Dossier | publié le : 01.06.2007 | V.D.

Les groupes doivent compter avec les diverses nationalités de leurs expatriés et harmoniser les protections. Des contraintes que certains tentent d'assouplir.

Des Égyptiens envoyés par un groupe français de BTP sur un gros chantier à Bagdad ; des Roumains dépêchés aux États-Unis pour participer à un projet informatique ; des ingénieurs français et irlandais en Israël pour la mise en route d'une machine de semi-conducteurs et des cadres angolais en formation de longue durée en France… Face aux nouvelles contraintes du business, la gestion de la protection sociale, et notamment la couverture santé de ces salariés globe-trotteurs, est devenue depuis quelques années de plus en plus complexe. « Les entreprises y portent une attention accrue », notent les auteurs du Livre blanc sur la mobilité internationale du cercle Magellan, publié en 2005. « Alors que jusque dans les années 90 nos expatriés étaient constitués à 90 % de Français, nous devons désormais composer avec 59 nationalités différentes réparties dans une centaine de pays », confirme Denis Guertault, directeur des rémunérations et avantages sociaux de Schneider Electric, chargé de la politique de mobilité internationale. Règle de base : « La couverture sociale des expatriés doit être au moins équivalente à celle dont ils auraient bénéficié dans leur pays d'origine. » Mais Schneider Electric doit désormais composer avec pas moins de quatre régimes différents suivant la nationalité de ses expatriés : affiliation à la Caisse française des étrangers (l'équivalent de la Sécu) complétée par une complémentaire privée pour les Français ; maintien de leur assurance privée locale pour les Américains ; affiliation à l'assurance maladie et à la mutuelle pour les étrangers issus d'un autre pays sous convention bilatérale avec la France ; adhésion à un contrat dit « au premier euro », c'est-à-dire remboursant la quasi-totalité des frais engagés pour tous les autres. « C'est un peu complexe à gérer, reconnaît Denis Guertault. Et cela nous oblige à faire attention aux garanties offertes à chaque mouvement. »

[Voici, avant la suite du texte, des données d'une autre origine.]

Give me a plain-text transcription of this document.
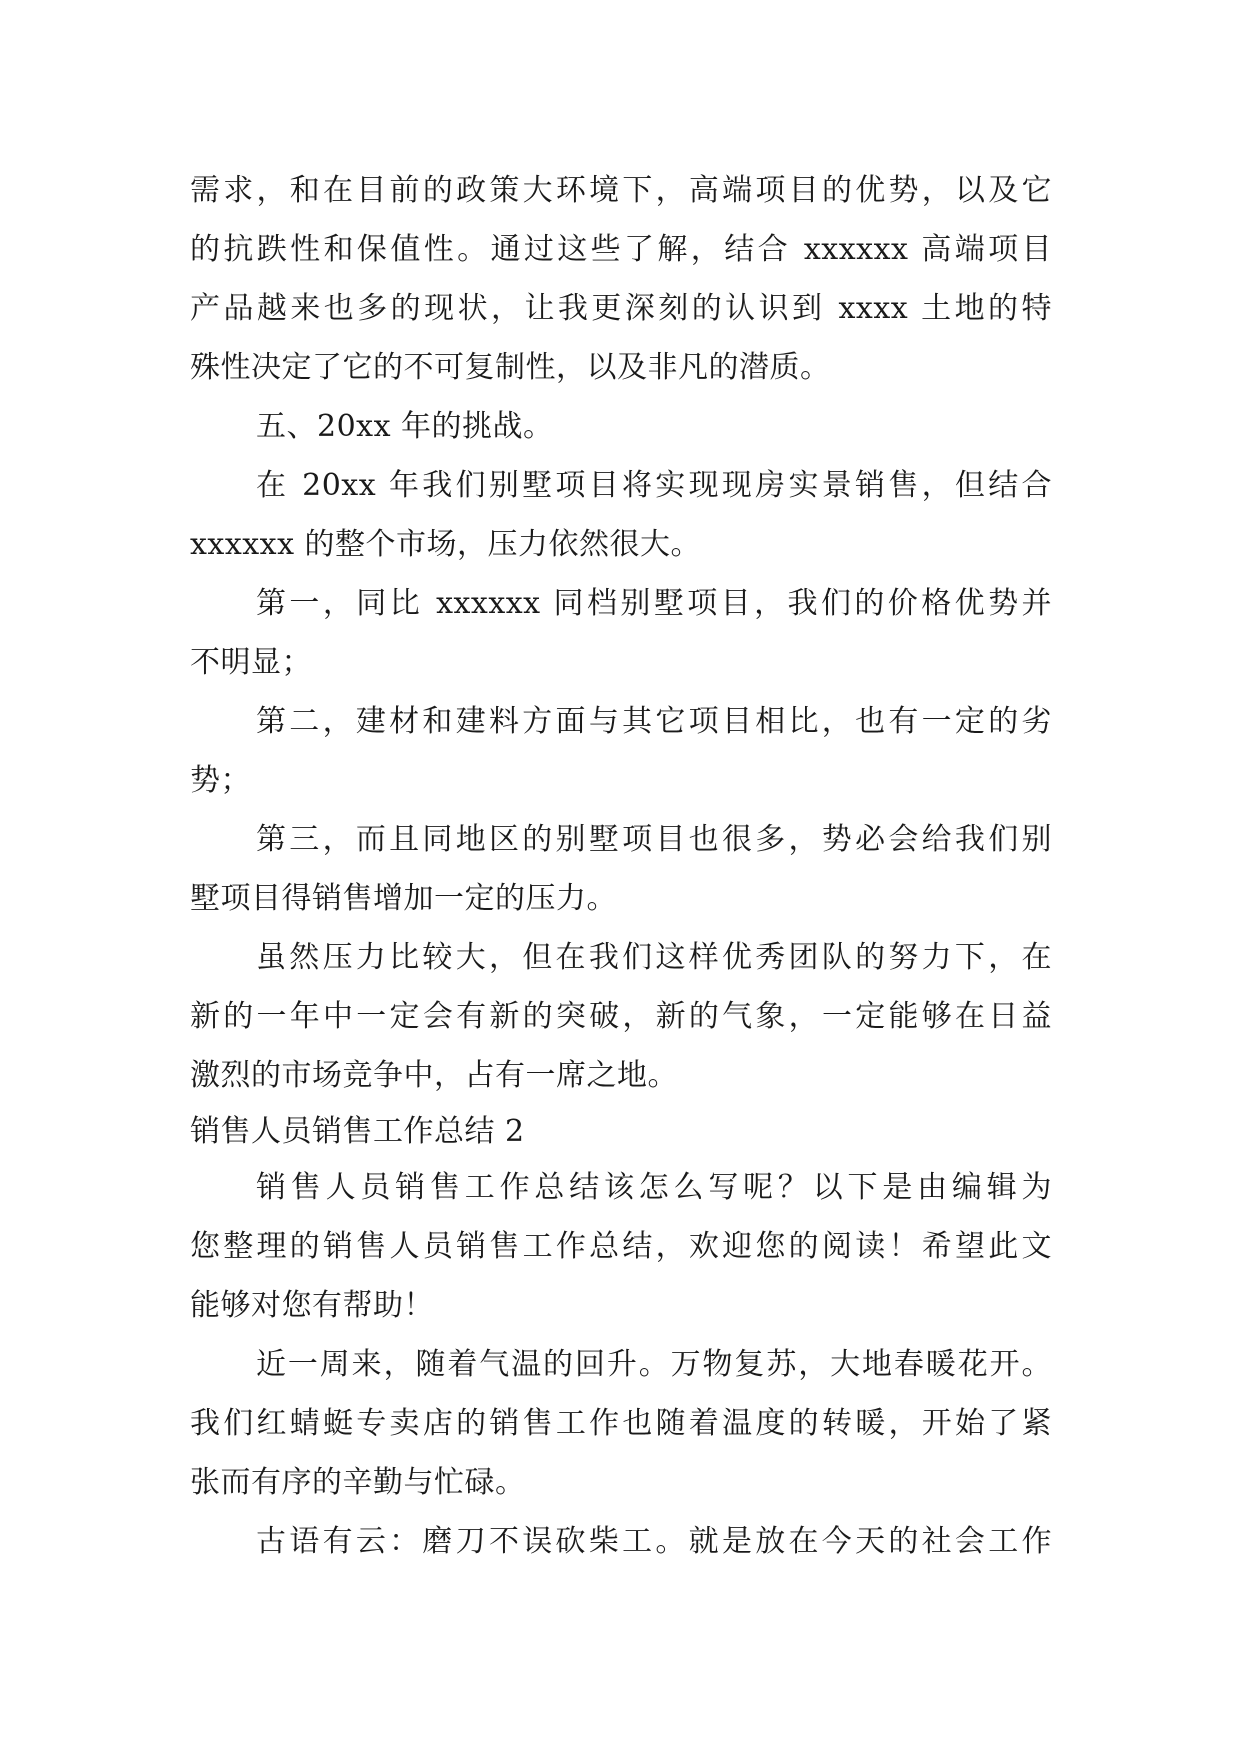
需求，和在目前的政策大环境下，高端项目的优势，以及它
的抗跌性和保值性。通过这些了解，结合 xxxxxx 高端项目
产品越来也多的现状，让我更深刻的认识到 xxxx 土地的特
殊性决定了它的不可复制性，以及非凡的潜质。
五、20xx 年的挑战。
在 20xx 年我们别墅项目将实现现房实景销售，但结合
xxxxxx 的整个市场，压力依然很大。
第一，同比 xxxxxx 同档别墅项目，我们的价格优势并
不明显；
第二，建材和建料方面与其它项目相比，也有一定的劣
势；
第三，而且同地区的别墅项目也很多，势必会给我们别
墅项目得销售增加一定的压力。
虽然压力比较大，但在我们这样优秀团队的努力下，在
新的一年中一定会有新的突破，新的气象，一定能够在日益
激烈的市场竞争中，占有一席之地。
销售人员销售工作总结 2
销售人员销售工作总结该怎么写呢？以下是由编辑为
您整理的销售人员销售工作总结，欢迎您的阅读！希望此文
能够对您有帮助！
近一周来，随着气温的回升。万物复苏，大地春暖花开。
我们红蜻蜓专卖店的销售工作也随着温度的转暖，开始了紧
张而有序的辛勤与忙碌。
古语有云：磨刀不误砍柴工。就是放在今天的社会工作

Le boom des contrats au premier euro. À rebours de cette conception, les multinationales privilégient davantage l'harmonisation des couvertures, notamment en cas d'expatriation de longue durée. « Les entreprises sont tentées de centraliser la gestion de la protection sociale de leurs salariés mobiles internationaux, quels que soient les mouvements de main-d'œuvre, afin que tous soient soumis aux mêmes règles », observe Éric Trottmann, directeur du Centre des liaisons européennes et internationales de sécurité sociale (Cleiss). « L'harmonisation a plutôt tendance à s'opérer par le haut de façon que, en cas de décès, par exemple, la veuve d'un salarié roumain perçoive une prestation identique à celle d'un Français », relève Thierry Vautrin, directeur d'Apri Insurance, la filiale de cette institution de prévoyance spécialisée depuis 1993 dans la gestion des expatriés. Résultat, les contrats au premier euro ont le vent en poupe. Généralement souscrits auprès d'assureurs internationaux et gérés par les grands courtiers (voir encadré ci-dessous), ces contrats présentent l'avantage de rembourser la quasi-totalité des frais de santé des expatriés, à l'exception d'un reste à charge compris entre 5 et 10 %.

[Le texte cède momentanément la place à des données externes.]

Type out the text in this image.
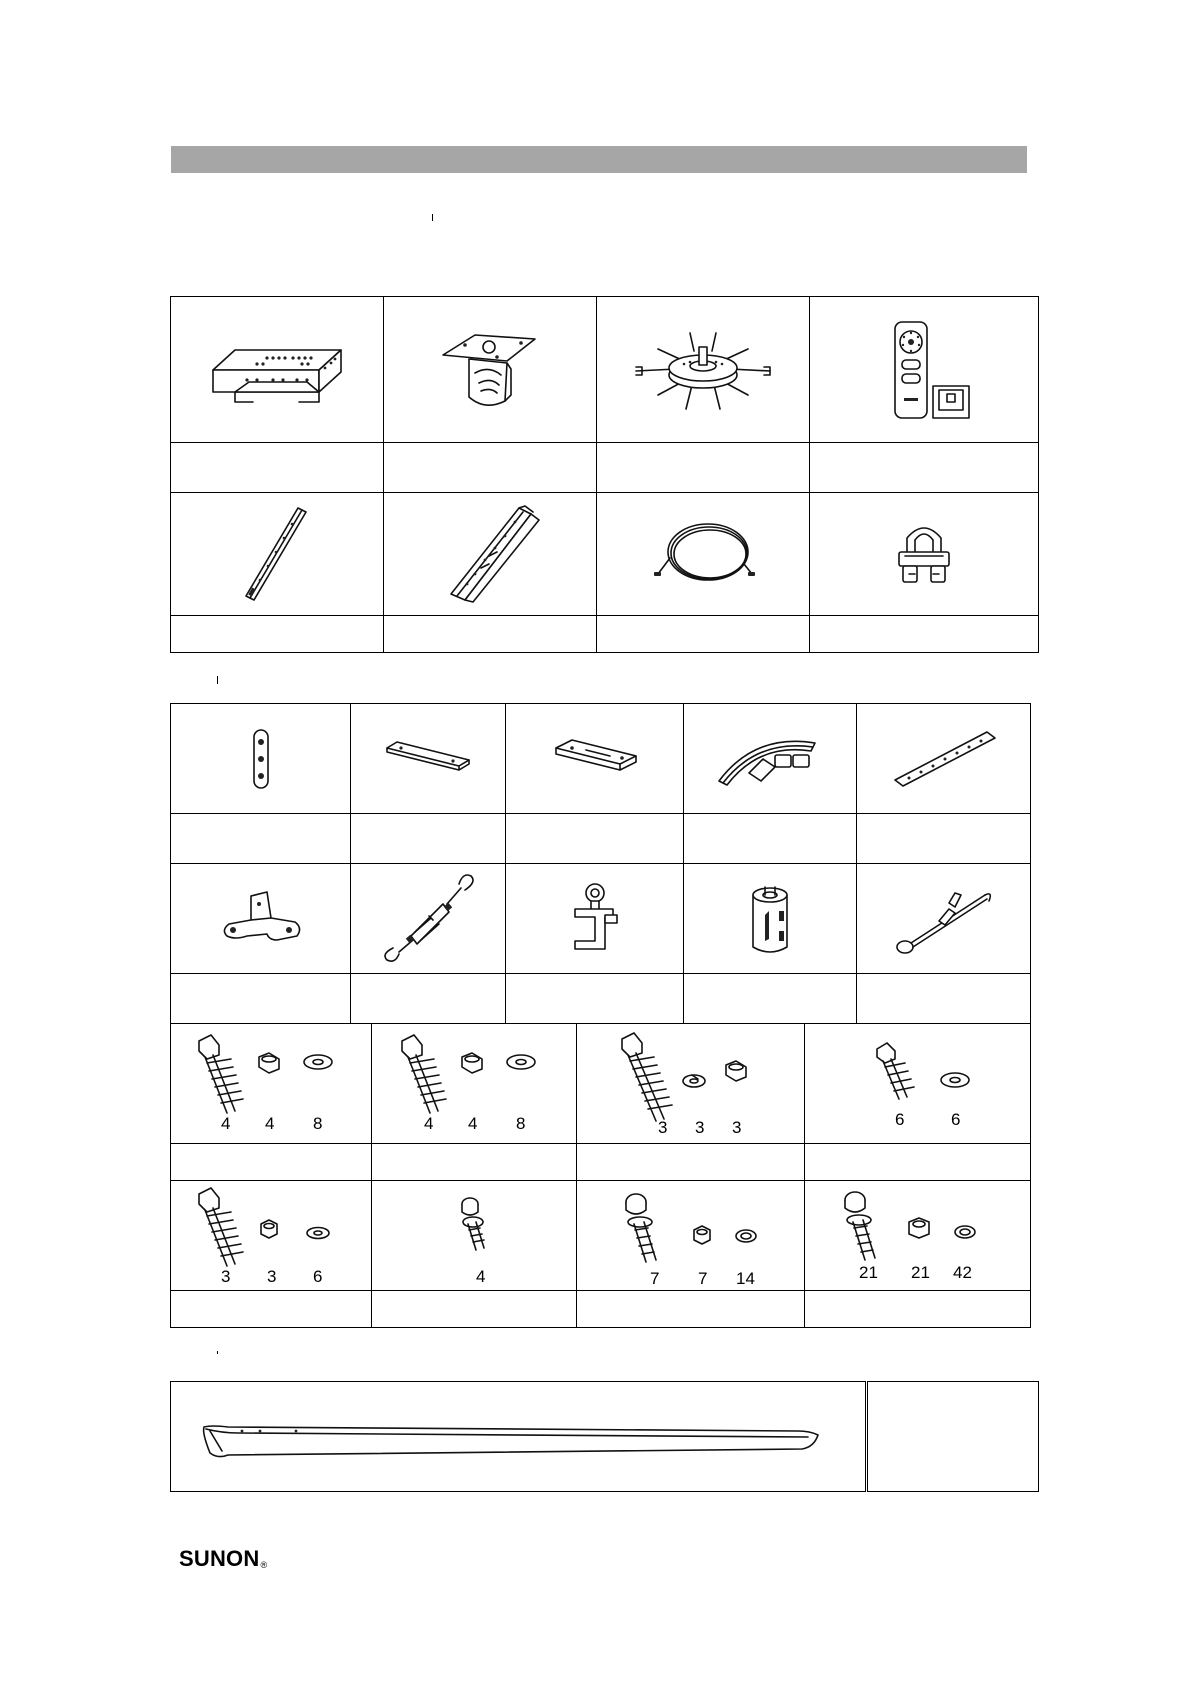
4 4 8	4 4 8	3 3 3	6 6

3 3 6	4	7 7 14	21 21 42

SUNON®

Autre avantage, « ils couvrent les familles de nos expatriés de façon uniforme, que celles-ci accompagnent le salarié ou non », se félicite Pascal Vrillon, directeur des rémunérations et de l'expatriation de Total. Les expatriés ont aussi af-faire à un interlocuteur unique en matière de remboursement. C'est le cas de GMC, l'un des grands courtiers spécialisés dans la mobilité internationale, qui garantit à ses 129 000 expatriés couverts un remboursement en quarante-huit heures à partir de l'une de ses cinq plates-formes de gestion disséminées à travers le monde. Surtout, les gestionnaires de ces contrats s'efforcent de « maîtriser les coûts grâce au référencement permanent d'un réseau de praticiens ou de prestataires médicaux à l'international », souligne Thierry Vautrin, d'Apri Insurance. Quitte à tenir compte des spécificités de l'offre locale de soins, comme l'ostéopathie en Asie ou l'implantologie dentaire aux États-Unis. « Ce référencement nous permet d'échapper aux tarifs touristiques en matière de santé et de ne payer que le prix convenu », renchérit Jacques Ledys, directeur du département international de GMC Services, en rappelant qu'à Hongkong un accouchement, par exemple, coûte 10 000 euros.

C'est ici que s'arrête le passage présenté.